Simplified “Asaan” tax regime aims to expand formal retail sector
ISLAMABAD, June 12, 2026 — Pakistan launches fixed tax scheme for retailers under Rs200 million annual turnover as part of Budget 2026–27, introducing a simplified taxation structure aimed at improving compliance and widening the tax net.
The new “Asaan” scheme was announced by Finance Minister Muhammad Aurangzeb while presenting the federal budget in the National Assembly on Friday.
Simplified Tax Structure for Small Retailers
Under the scheme, eligible retailers will pay either a minimum fixed tax of Rs25,000 per year or 1% of total annual sales, whichever is higher.
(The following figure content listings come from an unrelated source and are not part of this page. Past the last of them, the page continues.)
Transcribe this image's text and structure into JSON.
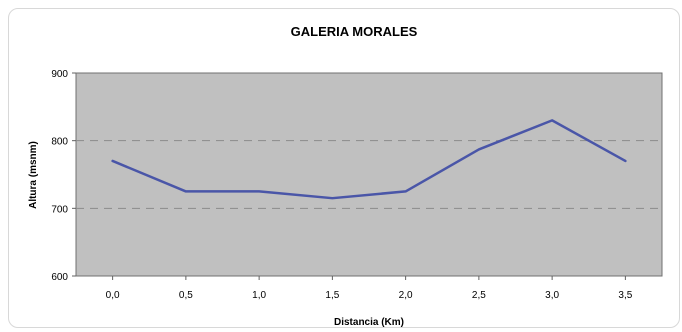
{
  "chart_data": {
    "type": "line",
    "title": "GALERIA MORALES",
    "xlabel": "Distancia (Km)",
    "ylabel": "Altura (msnm)",
    "categories": [
      "0,0",
      "0,5",
      "1,0",
      "1,5",
      "2,0",
      "2,5",
      "3,0",
      "3,5"
    ],
    "series": [
      {
        "values": [
          770,
          725,
          725,
          715,
          725,
          787,
          830,
          770
        ]
      }
    ],
    "ylim": [
      600,
      900
    ],
    "yticks": [
      600,
      700,
      800,
      900
    ],
    "grid": true,
    "legend": "none",
    "colors": {
      "plot_background": "#c0c0c0",
      "line": "#4a56a8",
      "gridline": "#8a8a8a",
      "axis": "#606060"
    }
  }
}
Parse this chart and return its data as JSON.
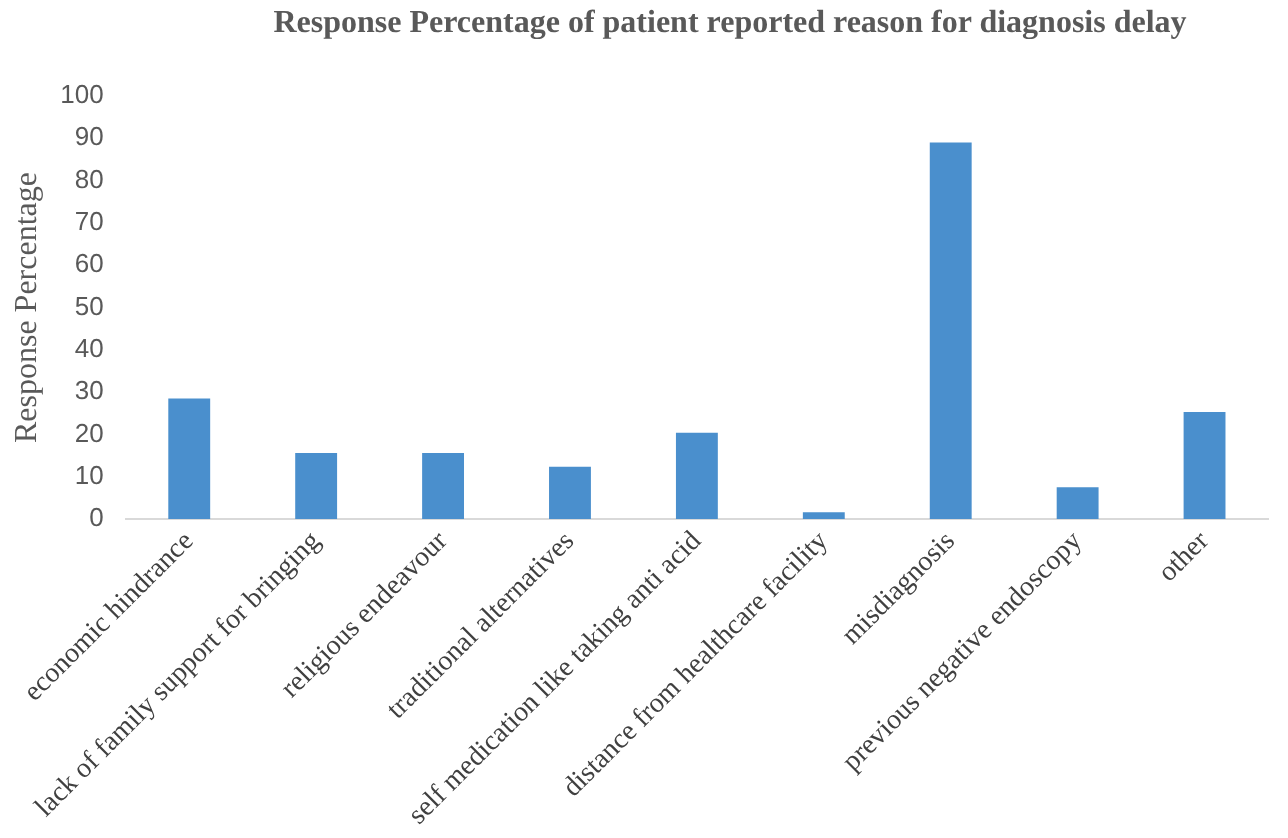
{
  "chart_data": {
    "type": "bar",
    "title": "Response Percentage of patient reported reason for diagnosis delay",
    "ylabel": "Response Percentage",
    "categories": [
      "economic hindrance",
      "lack of family support for bringing",
      "religious endeavour",
      "traditional alternatives",
      "self medication like taking anti acid",
      "distance from healthcare facility",
      "misdiagnosis",
      "previous negative endoscopy",
      "other"
    ],
    "values": [
      28.5,
      15.6,
      15.6,
      12.4,
      20.4,
      1.6,
      89,
      7.5,
      25.3
    ],
    "color": "#4a8fcd",
    "ylim": [
      0,
      100
    ],
    "yticks": [
      0,
      10,
      20,
      30,
      40,
      50,
      60,
      70,
      80,
      90,
      100
    ],
    "grid": false
  }
}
Officials said the framework is designed to reduce administrative complexity for small and medium-sized retailers while improving transparency and efficiency in tax collection.
Push to Expand Tax Base
The government said the initiative aims to bring more retail businesses into the formal economy by simplifying compliance requirements and reducing paperwork.
Policy makers believe the streamlined structure will encourage registration and improve revenue visibility in the retail sector.
Part of Broader Budget Reforms
The measure forms part of wider Budget 2026–27 reforms, which also include salary and pension increases, minimum wage adjustments, and targeted tax relief measures across key sectors.
Finance Minister Muhammad Aurangzeb said the government’s approach focuses on balancing economic relief with structural reforms to support sustainable growth.
Focus on Documentation and Compliance
Officials added that broader fiscal adjustments introduced in the budget are aimed at improving economic documentation and encouraging compliance-driven revenue generation.
The retail tax scheme is expected to play a key role in expanding Pakistan’s formal tax base while easing compliance for smaller businesses.